On September 21, 2015, the U.S. Preventive Services Task Force posted the final recommendation statement and evidence summary on behavioral and pharmacotherapy interventions for commercial tobacco smoking cessation in adults, including pregnant women—an update to previous 2009 recommendations.
The Task Force recommends that clinicians ask all adults, including pregnant women, about tobacco use, advise them to quit if they do, and provide interventions to help them quit. (Grade A Recommendation)
Specific intervention recommendations:
- For adults who smoke, including pregnant women, the Task Force recommends behavioral interventions, such as counseling, to help them quit. (Grade A Recommendation)
- For adults who are not pregnant, the Task Force also recommends U.S. Food and Drug Administration (FDA)-approved smoking cessation medications. (Grade A Recommendation)
- Importantly, these guidelines uphold the recommendation that combinations of both behavioral interventions and medication are the most effective recommended treatment for non-pregnant adults.

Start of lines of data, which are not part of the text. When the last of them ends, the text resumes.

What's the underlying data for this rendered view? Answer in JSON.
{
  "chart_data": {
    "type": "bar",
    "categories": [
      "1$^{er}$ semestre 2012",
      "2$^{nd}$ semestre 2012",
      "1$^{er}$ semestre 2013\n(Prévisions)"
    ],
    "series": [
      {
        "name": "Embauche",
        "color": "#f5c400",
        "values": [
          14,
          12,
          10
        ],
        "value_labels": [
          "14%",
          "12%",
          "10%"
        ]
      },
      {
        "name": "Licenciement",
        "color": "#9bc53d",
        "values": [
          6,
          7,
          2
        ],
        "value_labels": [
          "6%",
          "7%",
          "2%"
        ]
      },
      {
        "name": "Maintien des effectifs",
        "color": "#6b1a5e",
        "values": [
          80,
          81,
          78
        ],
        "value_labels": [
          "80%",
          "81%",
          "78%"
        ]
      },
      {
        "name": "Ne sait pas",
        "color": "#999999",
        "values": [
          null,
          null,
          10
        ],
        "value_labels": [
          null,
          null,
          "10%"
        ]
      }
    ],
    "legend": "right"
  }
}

There was not enough evidence for the Task Force to recommend in favor of or against the use of e-cigarettes for smoking cessation in adults, including pregnant women, or in favor of or against the use of medications to help pregnant women stop smoking. More research is needed on these interventions. Fortunately, doctors and other clinicians have a choice of many other interventions they may provide that have been proven to be effective.